Children Family Trajectories and Demographic Change

Wednesday, 9 July 2025: 02:15
Location: ASJE030 (Annex of the Faculty of Legal, Economic, and Social Sciences)
Oral Presentation
Rosa Maria CAMARENA-CORDOVA, UNIVERSIDAD NACIONAL AUTONOMA DE MEXICO UNAM, Mexico
Since the second half of the twentieth century Mexico has experienced a series of major political, social, economic, cultural and demographic transformations. At the demographic level, there was an impressive mortality reduction that raised life expectancy from 49 years in 1950 to 75 years at the end of the century. Fertility had a precipitous decline from an average of 6.1 children per woman in 1975 to 1.9 today. Migration, especially international migration, accentuated over time and diversified its forms of occurrence; while nuptiality, after remained relatively stable for a long time, has shown significant changes in recent decades.
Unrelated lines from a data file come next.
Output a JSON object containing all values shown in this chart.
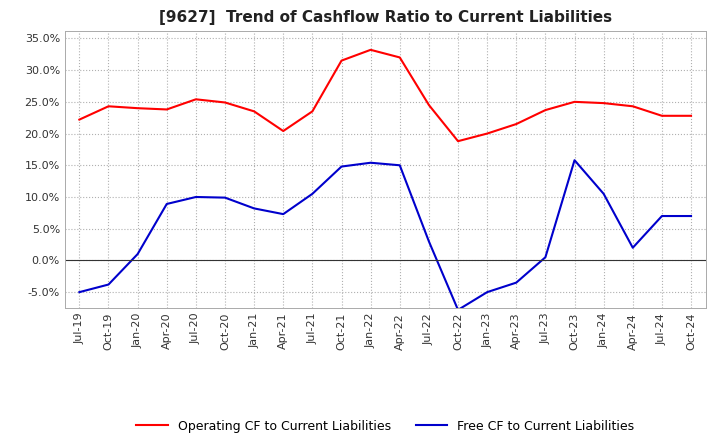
{
  "title": "[9627]  Trend of Cashflow Ratio to Current Liabilities",
  "x_labels": [
    "Jul-19",
    "Oct-19",
    "Jan-20",
    "Apr-20",
    "Jul-20",
    "Oct-20",
    "Jan-21",
    "Apr-21",
    "Jul-21",
    "Oct-21",
    "Jan-22",
    "Apr-22",
    "Jul-22",
    "Oct-22",
    "Jan-23",
    "Apr-23",
    "Jul-23",
    "Oct-23",
    "Jan-24",
    "Apr-24",
    "Jul-24",
    "Oct-24"
  ],
  "operating_cf": [
    0.222,
    0.243,
    0.24,
    0.238,
    0.254,
    0.249,
    0.235,
    0.204,
    0.235,
    0.315,
    0.332,
    0.32,
    0.245,
    0.188,
    0.2,
    0.215,
    0.237,
    0.25,
    0.248,
    0.243,
    0.228,
    0.228
  ],
  "free_cf": [
    -0.05,
    -0.038,
    0.01,
    0.089,
    0.1,
    0.099,
    0.082,
    0.073,
    0.105,
    0.148,
    0.154,
    0.15,
    0.03,
    -0.078,
    -0.05,
    -0.035,
    0.005,
    0.158,
    0.105,
    0.02,
    0.07,
    0.07
  ],
  "operating_color": "#ff0000",
  "free_color": "#0000cc",
  "ylim": [
    -0.075,
    0.362
  ],
  "yticks": [
    -0.05,
    0.0,
    0.05,
    0.1,
    0.15,
    0.2,
    0.25,
    0.3,
    0.35
  ],
  "legend_operating": "Operating CF to Current Liabilities",
  "legend_free": "Free CF to Current Liabilities",
  "background_color": "#ffffff",
  "plot_bg_color": "#ffffff",
  "grid_color": "#b0b0b0",
  "title_fontsize": 11,
  "label_fontsize": 8,
  "legend_fontsize": 9
}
All these, along with important changes at cultural and social levels, as those related to women status, education, employment, among others, has had a considerable impact on families, whose transformations have been documented by several studies. However, few specific research attention has been paid to the effects those changes have had on Mexican children’s family lives, particularly in relation to the people with whom they grow up.

From a life course perspective and keeping in mind the importance that family composition and stability has shown to have for children’s well-being, this paper analyzes and compares residential trajectories from birth to 17 years of age, of three cohorts of men and women born between 1962-1997. Residential trajectories are built using Sequence Analysis Techniques considering the kinship composition of households in which children lived at each single age.

Interest is focused on aspects such as co-residence family structure and its variations with age, the duration of that co-residence, the stability of family environment along childhood, the timing, type and sequence of changes, as well as the relationship of all these with demographic and social contexts over time. The longitudinal and retrospective data come from the Mexican Retrospective Demographic Survey carried out in 2017.